The distinction can be unclear, says Pironti, because risk is a term that's often not used precisely. To traditional network security personnel, it often means a security threat - what could happen and the likelihood that it will and the impact if it does.
Risk in the broader sense is the ability of a business to absorb and react to a threat. "Do I need to respond or not?" he says.
For example, if a Windows server is open to attack, a pure security professional might say it's a huge risk - to that server. A risk management professional would assess the impact. Would the server go down? Would all the data on it be stolen? "It may not be a real risk. It's a concern, and part of an assessment," Pironti says.
In large part, people who design disaster recovery and business continuity plans already understand risk, he says. Their task is to figure out what a business's most important assets are and to make them available if their primary source becomes unavailable. Those same assets are likely the ones that should be best protected, he says.
Risk assessments by vendors are often overblown because they don't take into account each business's use of their vulnerable products. For example, a bug in a security product may put data in a business division at risk, but if that division is being phased out or represents an insignificant part of revenue, the bug may not be worth fixing, Pironti says.
A common thread among risk assessment models is culling input from people with a broad range of expertise - business, legal, technical, etc. - and feeding it to a central, decision-making person or body. And it's best to cast a wide net. "It's better to treat risk identification as a brainstorm at first to build as comprehensive a list as possible — there are no wrong answers," according to a report by Forrester called "The Risk Manager's Handbook: How to Identify and Describe Risks". "You can always make a decision later to remove risks that you and your subject matter experts consider irrelevant."
As risk officers become more prevalent, people who have held top level security jobs may need to retrain if they aspire to the top risk job, Pironti says. "They're not extremely common yet. They're still being advocated for."
And the job might absorb the CISO, chief privacy officer and other jobs, a situation that might pose political roadblocks.

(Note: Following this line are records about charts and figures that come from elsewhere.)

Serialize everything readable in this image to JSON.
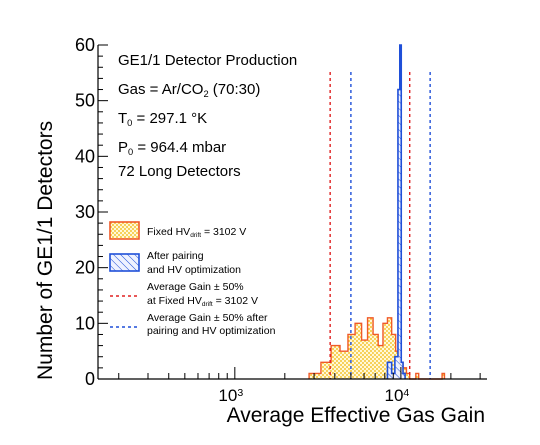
{
  "chart_data": {
    "type": "histogram",
    "title": "",
    "xlabel": "Average Effective Gas Gain",
    "ylabel": "Number of GE1/1 Detectors",
    "x_scale": "log",
    "xlim": [
      150,
      33000
    ],
    "ylim": [
      0,
      60
    ],
    "x_ticks": [
      {
        "value": 1000,
        "base": "10",
        "exp": "3"
      },
      {
        "value": 10000,
        "base": "10",
        "exp": "4"
      }
    ],
    "y_ticks": [
      0,
      10,
      20,
      30,
      40,
      50,
      60
    ],
    "annotations": [
      {
        "key": "line1",
        "parts": [
          {
            "t": "GE1/1 Detector Production"
          }
        ]
      },
      {
        "key": "line2",
        "parts": [
          {
            "t": "Gas = Ar/CO"
          },
          {
            "t": "2",
            "sub": true
          },
          {
            "t": " (70:30)"
          }
        ]
      },
      {
        "key": "line3",
        "parts": [
          {
            "t": "T"
          },
          {
            "t": "0",
            "sub": true
          },
          {
            "t": " = 297.1 °K"
          }
        ]
      },
      {
        "key": "line4",
        "parts": [
          {
            "t": "P"
          },
          {
            "t": "0",
            "sub": true
          },
          {
            "t": " = 964.4 mbar"
          }
        ]
      },
      {
        "key": "line5",
        "parts": [
          {
            "t": "72 Long Detectors"
          }
        ]
      }
    ],
    "legend": {
      "placement": "middle-left",
      "entries": [
        {
          "key": "fixed",
          "symbol": "box-dots",
          "lines": [
            [
              {
                "t": "Fixed HV"
              },
              {
                "t": "drift",
                "sub": true
              },
              {
                "t": " = 3102 V"
              }
            ]
          ]
        },
        {
          "key": "opt",
          "symbol": "box-hatch",
          "lines": [
            [
              {
                "t": "After pairing"
              }
            ],
            [
              {
                "t": "and HV optimization"
              }
            ]
          ]
        },
        {
          "key": "fixedlim",
          "symbol": "dash-red",
          "lines": [
            [
              {
                "t": "Average Gain ± 50%"
              }
            ],
            [
              {
                "t": "at Fixed HV"
              },
              {
                "t": "drift",
                "sub": true
              },
              {
                "t": " = 3102 V"
              }
            ]
          ]
        },
        {
          "key": "optlim",
          "symbol": "dash-blue",
          "lines": [
            [
              {
                "t": "Average Gain ± 50% after"
              }
            ],
            [
              {
                "t": "pairing and HV optimization"
              }
            ]
          ]
        }
      ]
    },
    "series": [
      {
        "key": "fixed_hv",
        "style": "step-dots",
        "color": "#f05a28",
        "fill": "#ffd23c",
        "bins": [
          {
            "x0": 2800,
            "x1": 3300,
            "y": 1
          },
          {
            "x0": 3300,
            "x1": 3800,
            "y": 3
          },
          {
            "x0": 3800,
            "x1": 4300,
            "y": 6
          },
          {
            "x0": 4300,
            "x1": 4800,
            "y": 5
          },
          {
            "x0": 4800,
            "x1": 5300,
            "y": 8
          },
          {
            "x0": 5300,
            "x1": 5800,
            "y": 10
          },
          {
            "x0": 5800,
            "x1": 6300,
            "y": 7
          },
          {
            "x0": 6300,
            "x1": 6800,
            "y": 11
          },
          {
            "x0": 6800,
            "x1": 7300,
            "y": 8
          },
          {
            "x0": 7300,
            "x1": 7800,
            "y": 6
          },
          {
            "x0": 7800,
            "x1": 8300,
            "y": 10
          },
          {
            "x0": 8300,
            "x1": 8800,
            "y": 11
          },
          {
            "x0": 8800,
            "x1": 9300,
            "y": 8
          },
          {
            "x0": 9300,
            "x1": 9800,
            "y": 5
          },
          {
            "x0": 9800,
            "x1": 10300,
            "y": 3
          },
          {
            "x0": 10300,
            "x1": 10800,
            "y": 2
          },
          {
            "x0": 10800,
            "x1": 11300,
            "y": 1
          },
          {
            "x0": 11300,
            "x1": 11800,
            "y": 0
          },
          {
            "x0": 11800,
            "x1": 12300,
            "y": 0
          },
          {
            "x0": 12300,
            "x1": 12800,
            "y": 1
          },
          {
            "x0": 12800,
            "x1": 13300,
            "y": 0
          },
          {
            "x0": 13300,
            "x1": 17700,
            "y": 0
          },
          {
            "x0": 17700,
            "x1": 18300,
            "y": 1
          }
        ]
      },
      {
        "key": "optimized",
        "style": "step-hatch",
        "color": "#1f4fd8",
        "fill": "#1f4fd8",
        "bins": [
          {
            "x0": 8300,
            "x1": 8800,
            "y": 3
          },
          {
            "x0": 8800,
            "x1": 9200,
            "y": 1
          },
          {
            "x0": 9200,
            "x1": 9600,
            "y": 4
          },
          {
            "x0": 9600,
            "x1": 9850,
            "y": 52
          },
          {
            "x0": 9850,
            "x1": 10050,
            "y": 60
          },
          {
            "x0": 10050,
            "x1": 10300,
            "y": 3
          },
          {
            "x0": 10300,
            "x1": 10600,
            "y": 1
          }
        ]
      }
    ],
    "reference_lines": [
      {
        "key": "fixed_low",
        "x": 3750,
        "color": "#e02020"
      },
      {
        "key": "fixed_high",
        "x": 11300,
        "color": "#e02020"
      },
      {
        "key": "opt_low",
        "x": 5000,
        "color": "#1f4fd8"
      },
      {
        "key": "opt_high",
        "x": 15000,
        "color": "#1f4fd8"
      }
    ]
  }
}
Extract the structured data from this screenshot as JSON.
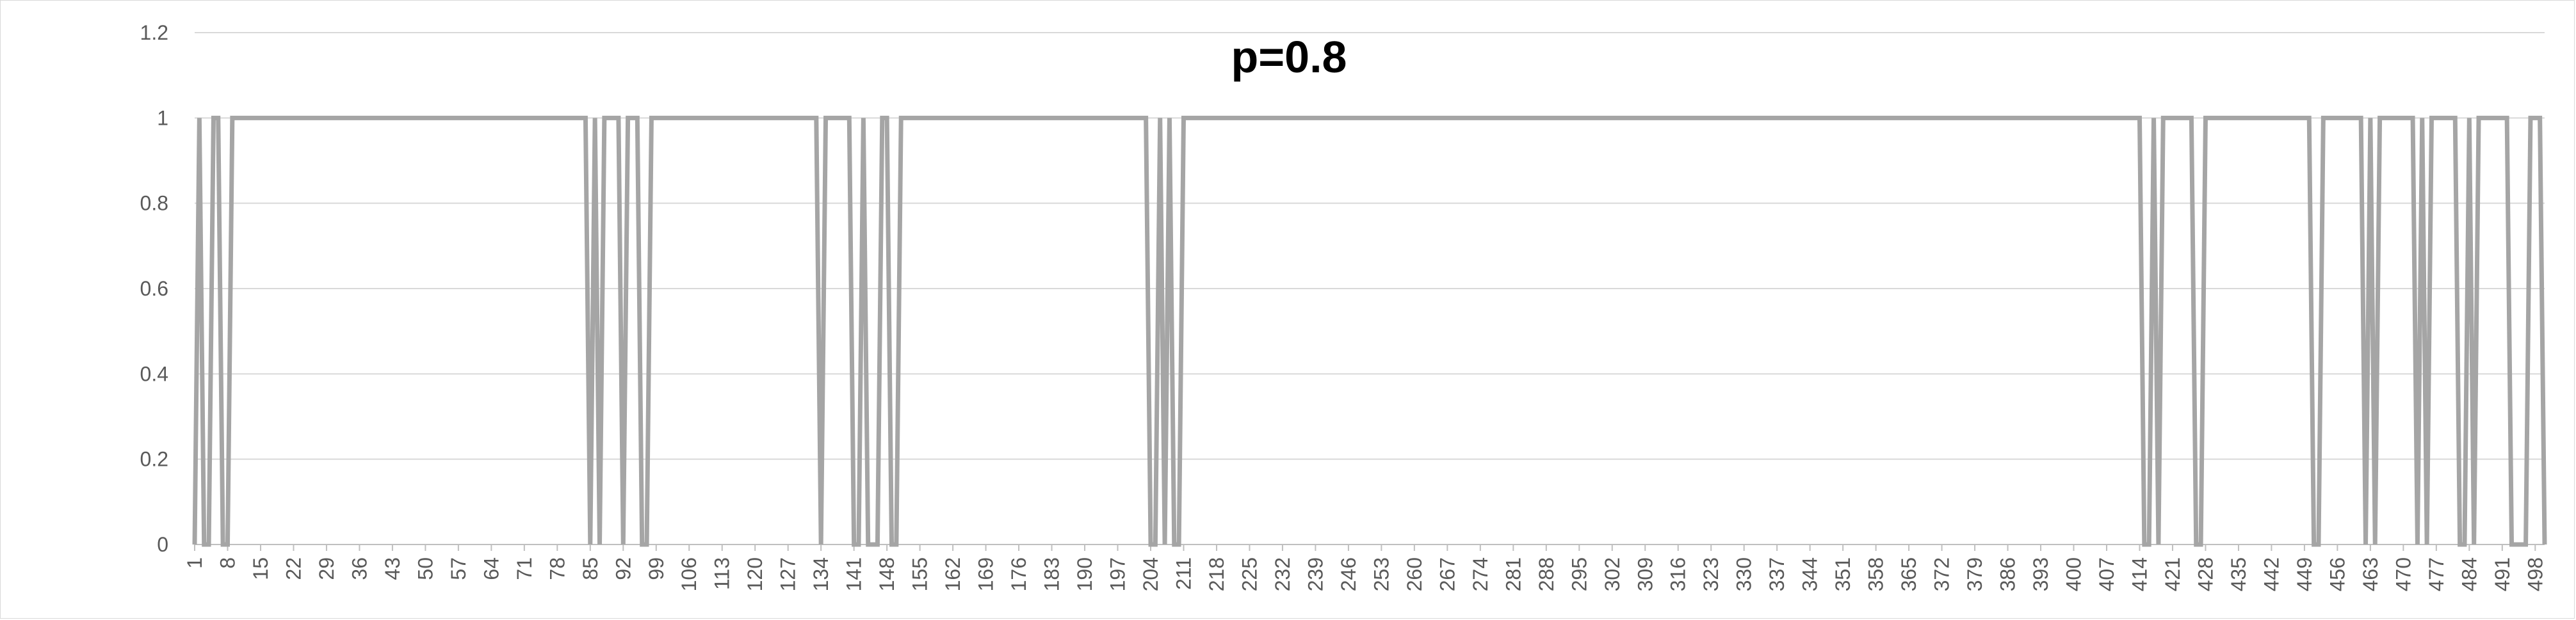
{
  "chart_data": {
    "type": "line",
    "title": "p=0.8",
    "xlabel": "",
    "ylabel": "",
    "x_start": 1,
    "x_end": 500,
    "x_tick_labels": [
      "1",
      "8",
      "15",
      "22",
      "29",
      "36",
      "43",
      "50",
      "57",
      "64",
      "71",
      "78",
      "85",
      "92",
      "99",
      "106",
      "113",
      "120",
      "127",
      "134",
      "141",
      "148",
      "155",
      "162",
      "169",
      "176",
      "183",
      "190",
      "197",
      "204",
      "211",
      "218",
      "225",
      "232",
      "239",
      "246",
      "253",
      "260",
      "267",
      "274",
      "281",
      "288",
      "295",
      "302",
      "309",
      "316",
      "323",
      "330",
      "337",
      "344",
      "351",
      "358",
      "365",
      "372",
      "379",
      "386",
      "393",
      "400",
      "407",
      "414",
      "421",
      "428",
      "435",
      "442",
      "449",
      "456",
      "463",
      "470",
      "477",
      "484",
      "491",
      "498"
    ],
    "y_tick_labels": [
      "0",
      "0.2",
      "0.4",
      "0.6",
      "0.8",
      "1",
      "1.2"
    ],
    "ylim": [
      0,
      1.2
    ],
    "grid": true,
    "legend": "none",
    "series_color": "#a5a5a5",
    "series": [
      {
        "zero_indices": [
          1,
          3,
          4,
          7,
          8,
          85,
          87,
          92,
          96,
          97,
          134,
          141,
          142,
          144,
          145,
          146,
          149,
          150,
          204,
          205,
          207,
          209,
          210,
          415,
          416,
          418,
          426,
          427,
          451,
          452,
          462,
          464,
          473,
          475,
          482,
          483,
          485,
          493,
          494,
          495,
          496,
          500
        ],
        "default_value": 1
      }
    ]
  }
}
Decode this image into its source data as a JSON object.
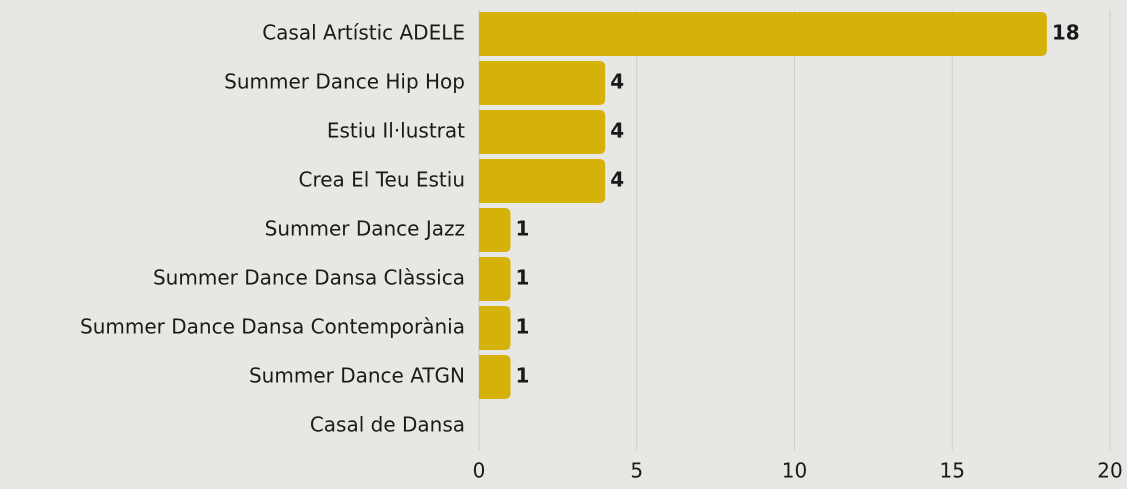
{
  "chart_data": {
    "type": "bar",
    "orientation": "horizontal",
    "categories": [
      "Casal Artístic ADELE",
      "Summer Dance Hip Hop",
      "Estiu Il·lustrat",
      "Crea El Teu Estiu",
      "Summer Dance Jazz",
      "Summer Dance Dansa Clàssica",
      "Summer Dance Dansa Contemporània",
      "Summer Dance ATGN",
      "Casal de Dansa"
    ],
    "values": [
      18,
      4,
      4,
      4,
      1,
      1,
      1,
      1,
      null
    ],
    "color": "#d5b20a",
    "xlim": [
      0,
      20
    ],
    "xticks": [
      0,
      5,
      10,
      15,
      20
    ],
    "grid": true
  }
}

But the position needs to be board-level in order to be effective because the person filling it needs to grasp the goals of the business in order to properly assess risk, he says.
The profile of a good risk management officer is someone who is aware of technology but not wedded to it. "It's very hard for technologists to understand risk. They think they understand the business when they really don't."
For several years he advocated that aspiring risk officers get MBAs to prepare. Now he advocates that they spend time with product-management teams to better understand business processes, what the most valuable information is and where it might be vulnerable. "The question is, 'Do you add another chief?'" he says. "How many chiefs does it take to run a business?"